Sem qualquer controle sobre quanto paga mensalmente à instituição, Rita sabe apenas o valor que recebeu quando sacou o benefício, porque estava com o comprovante da operação na carteira: ficou só com R$ 913 para as despesas do mês.

 

Esse dinheiro é usado para pagar contas, comprar remédios e comida. Ela não se lembra da última vez em que comprou uma roupa. Com a filha e uma das netas desempregadas, Rita tem sido o esteio da família. Diante da perspectiva de mudanças nas regras para concessão de benefícios, corre para solicitar um benefício adicional, por idade, para pessoa com deficiência, já que é cega de um olho.

 

Caso o texto que tramita no Congresso Nacional seja aprovado antes do requerimento, Rita não terá direito a acumular os dois benefícios. Não está fácil.
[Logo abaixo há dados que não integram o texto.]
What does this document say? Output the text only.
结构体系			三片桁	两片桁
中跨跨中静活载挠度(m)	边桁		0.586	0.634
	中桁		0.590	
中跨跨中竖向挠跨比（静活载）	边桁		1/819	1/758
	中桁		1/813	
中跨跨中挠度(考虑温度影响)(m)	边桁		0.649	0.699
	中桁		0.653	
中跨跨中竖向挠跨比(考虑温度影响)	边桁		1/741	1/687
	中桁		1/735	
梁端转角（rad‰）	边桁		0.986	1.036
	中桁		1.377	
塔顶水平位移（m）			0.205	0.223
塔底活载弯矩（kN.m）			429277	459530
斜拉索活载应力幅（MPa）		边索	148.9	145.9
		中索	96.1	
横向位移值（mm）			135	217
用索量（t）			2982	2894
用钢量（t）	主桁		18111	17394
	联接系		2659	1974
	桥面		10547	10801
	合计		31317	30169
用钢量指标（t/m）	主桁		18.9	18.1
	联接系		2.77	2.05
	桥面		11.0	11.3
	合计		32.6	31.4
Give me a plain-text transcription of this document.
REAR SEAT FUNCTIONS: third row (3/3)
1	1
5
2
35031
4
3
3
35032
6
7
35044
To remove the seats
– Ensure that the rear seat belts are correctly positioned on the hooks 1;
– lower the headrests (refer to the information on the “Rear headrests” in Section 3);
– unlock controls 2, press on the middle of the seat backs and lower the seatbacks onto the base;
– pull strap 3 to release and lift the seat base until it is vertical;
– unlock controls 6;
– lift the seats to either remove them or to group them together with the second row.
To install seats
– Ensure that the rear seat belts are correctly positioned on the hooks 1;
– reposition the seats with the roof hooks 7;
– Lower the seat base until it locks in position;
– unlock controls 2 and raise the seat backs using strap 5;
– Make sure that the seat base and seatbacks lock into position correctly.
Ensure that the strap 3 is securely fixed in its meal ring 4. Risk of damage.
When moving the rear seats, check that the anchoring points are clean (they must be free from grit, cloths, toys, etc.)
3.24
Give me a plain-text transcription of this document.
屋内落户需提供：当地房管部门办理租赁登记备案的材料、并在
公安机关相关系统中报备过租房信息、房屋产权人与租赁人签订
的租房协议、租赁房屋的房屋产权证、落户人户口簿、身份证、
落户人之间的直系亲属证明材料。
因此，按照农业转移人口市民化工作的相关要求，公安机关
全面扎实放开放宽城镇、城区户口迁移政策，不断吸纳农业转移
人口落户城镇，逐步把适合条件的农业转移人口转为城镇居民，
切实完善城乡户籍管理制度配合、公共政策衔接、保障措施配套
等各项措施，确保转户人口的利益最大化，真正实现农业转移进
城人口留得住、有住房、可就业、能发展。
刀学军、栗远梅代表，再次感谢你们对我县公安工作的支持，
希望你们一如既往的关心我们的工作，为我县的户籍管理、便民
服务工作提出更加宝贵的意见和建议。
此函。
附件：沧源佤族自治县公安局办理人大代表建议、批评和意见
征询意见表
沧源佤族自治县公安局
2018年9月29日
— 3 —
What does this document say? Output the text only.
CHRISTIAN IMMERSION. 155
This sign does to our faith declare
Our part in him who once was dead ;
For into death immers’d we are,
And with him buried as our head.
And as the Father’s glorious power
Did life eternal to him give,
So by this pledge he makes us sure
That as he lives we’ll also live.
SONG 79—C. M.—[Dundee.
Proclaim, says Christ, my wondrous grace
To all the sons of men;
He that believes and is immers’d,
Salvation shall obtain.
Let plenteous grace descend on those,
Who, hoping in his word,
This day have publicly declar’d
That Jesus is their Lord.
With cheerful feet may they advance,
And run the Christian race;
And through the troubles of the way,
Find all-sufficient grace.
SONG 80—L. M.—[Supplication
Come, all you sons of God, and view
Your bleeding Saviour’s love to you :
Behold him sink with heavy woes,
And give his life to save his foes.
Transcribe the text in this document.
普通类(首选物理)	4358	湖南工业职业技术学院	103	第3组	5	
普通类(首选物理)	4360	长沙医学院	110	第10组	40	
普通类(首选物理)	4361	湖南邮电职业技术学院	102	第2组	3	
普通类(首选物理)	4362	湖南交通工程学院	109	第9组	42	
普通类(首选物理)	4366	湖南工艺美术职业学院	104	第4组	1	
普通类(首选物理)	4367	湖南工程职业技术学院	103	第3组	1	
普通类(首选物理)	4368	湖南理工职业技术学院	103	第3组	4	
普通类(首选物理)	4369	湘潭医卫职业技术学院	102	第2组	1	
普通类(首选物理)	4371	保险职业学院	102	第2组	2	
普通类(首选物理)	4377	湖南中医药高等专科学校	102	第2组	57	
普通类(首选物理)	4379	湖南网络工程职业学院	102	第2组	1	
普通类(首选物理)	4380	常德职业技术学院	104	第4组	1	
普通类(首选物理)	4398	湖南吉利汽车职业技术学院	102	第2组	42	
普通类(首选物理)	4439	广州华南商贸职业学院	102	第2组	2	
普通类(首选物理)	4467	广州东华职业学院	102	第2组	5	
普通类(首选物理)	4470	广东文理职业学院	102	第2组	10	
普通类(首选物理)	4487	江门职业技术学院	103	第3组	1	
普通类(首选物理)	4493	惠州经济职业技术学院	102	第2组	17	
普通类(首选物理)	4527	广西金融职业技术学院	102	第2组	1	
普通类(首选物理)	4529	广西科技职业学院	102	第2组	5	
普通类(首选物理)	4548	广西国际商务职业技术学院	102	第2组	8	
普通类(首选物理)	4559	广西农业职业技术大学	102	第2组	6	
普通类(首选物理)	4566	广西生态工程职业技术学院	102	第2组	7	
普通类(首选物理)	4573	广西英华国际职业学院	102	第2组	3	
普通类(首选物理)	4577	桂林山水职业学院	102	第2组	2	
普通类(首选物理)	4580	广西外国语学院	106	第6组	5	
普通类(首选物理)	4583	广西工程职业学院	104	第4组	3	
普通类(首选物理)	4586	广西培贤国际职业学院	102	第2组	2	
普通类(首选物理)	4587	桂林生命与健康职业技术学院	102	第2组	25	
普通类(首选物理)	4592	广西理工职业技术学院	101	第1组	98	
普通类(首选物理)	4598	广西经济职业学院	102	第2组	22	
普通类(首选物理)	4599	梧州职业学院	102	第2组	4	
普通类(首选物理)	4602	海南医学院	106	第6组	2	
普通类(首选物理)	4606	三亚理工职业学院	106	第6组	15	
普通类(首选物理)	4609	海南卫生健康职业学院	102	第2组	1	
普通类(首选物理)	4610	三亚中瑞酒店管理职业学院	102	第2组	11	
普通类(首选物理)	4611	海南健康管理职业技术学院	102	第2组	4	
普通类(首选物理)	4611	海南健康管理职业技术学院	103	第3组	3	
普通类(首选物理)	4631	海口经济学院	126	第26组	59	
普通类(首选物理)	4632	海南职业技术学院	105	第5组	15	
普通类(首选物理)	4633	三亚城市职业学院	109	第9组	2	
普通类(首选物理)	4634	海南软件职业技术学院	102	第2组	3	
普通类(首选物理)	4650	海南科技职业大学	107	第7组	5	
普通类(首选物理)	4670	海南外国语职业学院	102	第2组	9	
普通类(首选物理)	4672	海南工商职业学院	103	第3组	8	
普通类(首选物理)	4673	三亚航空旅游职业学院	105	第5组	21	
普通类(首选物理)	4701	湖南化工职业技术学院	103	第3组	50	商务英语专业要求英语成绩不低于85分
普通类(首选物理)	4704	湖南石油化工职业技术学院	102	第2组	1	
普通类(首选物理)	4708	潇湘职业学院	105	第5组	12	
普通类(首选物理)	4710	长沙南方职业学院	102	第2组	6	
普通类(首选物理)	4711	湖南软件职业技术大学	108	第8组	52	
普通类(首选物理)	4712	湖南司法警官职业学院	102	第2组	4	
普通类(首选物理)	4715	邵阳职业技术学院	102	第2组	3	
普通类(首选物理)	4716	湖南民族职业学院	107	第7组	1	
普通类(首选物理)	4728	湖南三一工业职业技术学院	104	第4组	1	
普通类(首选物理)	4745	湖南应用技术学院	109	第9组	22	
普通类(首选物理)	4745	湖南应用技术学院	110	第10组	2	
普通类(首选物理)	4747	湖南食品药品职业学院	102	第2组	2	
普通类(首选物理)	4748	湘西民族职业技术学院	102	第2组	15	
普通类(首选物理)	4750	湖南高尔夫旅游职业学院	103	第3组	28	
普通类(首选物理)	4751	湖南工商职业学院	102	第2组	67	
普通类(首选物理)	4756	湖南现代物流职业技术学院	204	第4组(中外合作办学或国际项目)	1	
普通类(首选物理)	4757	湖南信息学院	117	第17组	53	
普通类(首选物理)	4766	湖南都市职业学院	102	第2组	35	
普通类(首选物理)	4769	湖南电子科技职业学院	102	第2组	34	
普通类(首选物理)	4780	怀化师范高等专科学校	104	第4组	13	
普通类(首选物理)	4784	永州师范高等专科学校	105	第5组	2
Quem diz que a vida começa após os 60 está profundamente enganado, resume.

 

Incentivo ao consumo

O crescimento explosivo nas concessões de crédito consignado ocorreu durante as gestões de Luiz Inácio Lula da Silva e Dilma Rousseff, que mantiveram o incentivo ao consumo mesmo após a deflagração da crise econômica. Em setembro de 2015, o Congresso Nacional autorizou os beneficiários do INSS a comprometer até 35% da remuneração com empréstimos com desconto em folha - antes eram 30%. O texto definiu que o limite adicional deve ser usado, exclusivamente, para o pagamento das despesas contraídas por meio de cartão de crédito, de modo a reduzir o comprometimento com essa linha de crédito, mais cara.

 

Um ano antes, em setembro de 2014, o Conselho Nacional de Previdência Social (CNPS) aprovou a elevação de 60 meses para 72 meses no prazo de pagamentos desses financiamentos. À época, o extinto Ministério da Previdência Social calculou que a medida resultaria em um incremento anual de R$ 23,7 bilhões no volume contratado pelos aposentados e pensionistas.

 

Especialistas recomendam que o consignado seja usado pelos beneficiários do INSS somente em uma emergência, jamais para consumir. O ideal, destacam os educadores financeiros, é que, ao longo da vida, uma poupança seja formada para garantir a queda de renda que ocorre no momento da aposentadoria, já que existe um teto para os benefícios.